In some environments, some of these settings may already be applied centrally by a domain administrator, so not all changes have to be made manually every time.

WMI - security and permissions

The second important area is WMI configuration. For remote scanning to work properly, you need to check whether the Administrators group has the required rights to the appropriate WMI namespaces and subnamespaces.

  1. Run wmimgmt.msc.
  2. Open the properties of WMI Control (Local).
  3. Go to the Security tab.
  4. Check the permissions for the Administrators group within the Root namespace and its subnamespaces.

Missing WMI permissions very often causes problems with reading system and hardware data, even if the host itself is reachable on the network.

DCOM - default settings

The next step is to check the general DCOM settings. To do this, open dcomcnfg.exe and go to the properties of My Computer in the Component Services branch.

It is worth checking in particular:

  • whether the Distributed COM object model is enabled,
  • whether the authentication level is set appropriately for the environment,
  • whether the impersonation level allows a proper connection,
  • whether the Administrators group has the correct launch and activation permissions,
  • whether the same rules also apply in COM security limits.

This part of the configuration is often where the causes of Access Denied errors or remote connection activation problems can be found.

Additional information for difficult connection problems

If the connection still does not work despite correct firewall, WMI, and DCOM settings, it is worth checking additional elements of the environment.

Local security policies

In secpol.msc, you should check the security model settings for local accounts. In some configurations, classic mode is required.

Older Windows systems

With very old systems, additional components or registry entries related to WMI and DCOM may be needed. This mainly applies to legacy Windows versions that are rarely encountered today.

Known compatibility limitations

  • Windows XP Home does not support remote management in the way required for this type of scanning.
  • Some older systems have limited compatibility with newer Windows versions.

In practice, if the environment is highly diverse or includes older systems, it is often faster and more reliable to use an Agent or local scanning.

Administrator account

For DCOM connections and other remote scanning methods, the correct administrator account is very important.

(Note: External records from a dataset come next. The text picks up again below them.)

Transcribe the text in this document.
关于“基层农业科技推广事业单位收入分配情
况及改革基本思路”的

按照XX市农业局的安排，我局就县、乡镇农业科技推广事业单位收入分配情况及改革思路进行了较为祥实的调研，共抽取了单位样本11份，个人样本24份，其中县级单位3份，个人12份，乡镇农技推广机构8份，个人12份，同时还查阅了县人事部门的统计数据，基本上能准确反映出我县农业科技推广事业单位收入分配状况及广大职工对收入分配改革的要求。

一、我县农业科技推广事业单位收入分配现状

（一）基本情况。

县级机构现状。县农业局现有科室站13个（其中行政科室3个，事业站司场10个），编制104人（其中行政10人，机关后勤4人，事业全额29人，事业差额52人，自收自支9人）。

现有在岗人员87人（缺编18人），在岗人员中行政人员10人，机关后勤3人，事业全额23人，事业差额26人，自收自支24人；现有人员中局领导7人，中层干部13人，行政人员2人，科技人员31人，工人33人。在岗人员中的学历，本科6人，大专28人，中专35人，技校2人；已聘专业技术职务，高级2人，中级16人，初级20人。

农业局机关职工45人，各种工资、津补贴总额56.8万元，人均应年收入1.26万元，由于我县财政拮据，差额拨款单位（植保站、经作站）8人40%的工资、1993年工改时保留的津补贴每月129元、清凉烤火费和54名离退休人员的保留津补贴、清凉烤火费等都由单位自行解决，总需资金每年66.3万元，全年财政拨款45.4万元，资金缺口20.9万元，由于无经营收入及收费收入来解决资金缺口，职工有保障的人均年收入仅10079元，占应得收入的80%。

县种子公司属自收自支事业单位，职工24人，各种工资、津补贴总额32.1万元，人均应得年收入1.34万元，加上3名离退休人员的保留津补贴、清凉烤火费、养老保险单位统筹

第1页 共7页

You should make sure that the account is active, has a password set, and is correctly specified in the host configuration in Ewida Audit.

In practice, this usually means checking the status of the Administrator account from the command line and making sure that the credentials entered in the Remote Authorization field match the actual configuration of the target computer.

This is one of the simplest but also most often overlooked parts of the configuration. Without correct administrator credentials, even a properly prepared computer may fail the connection test.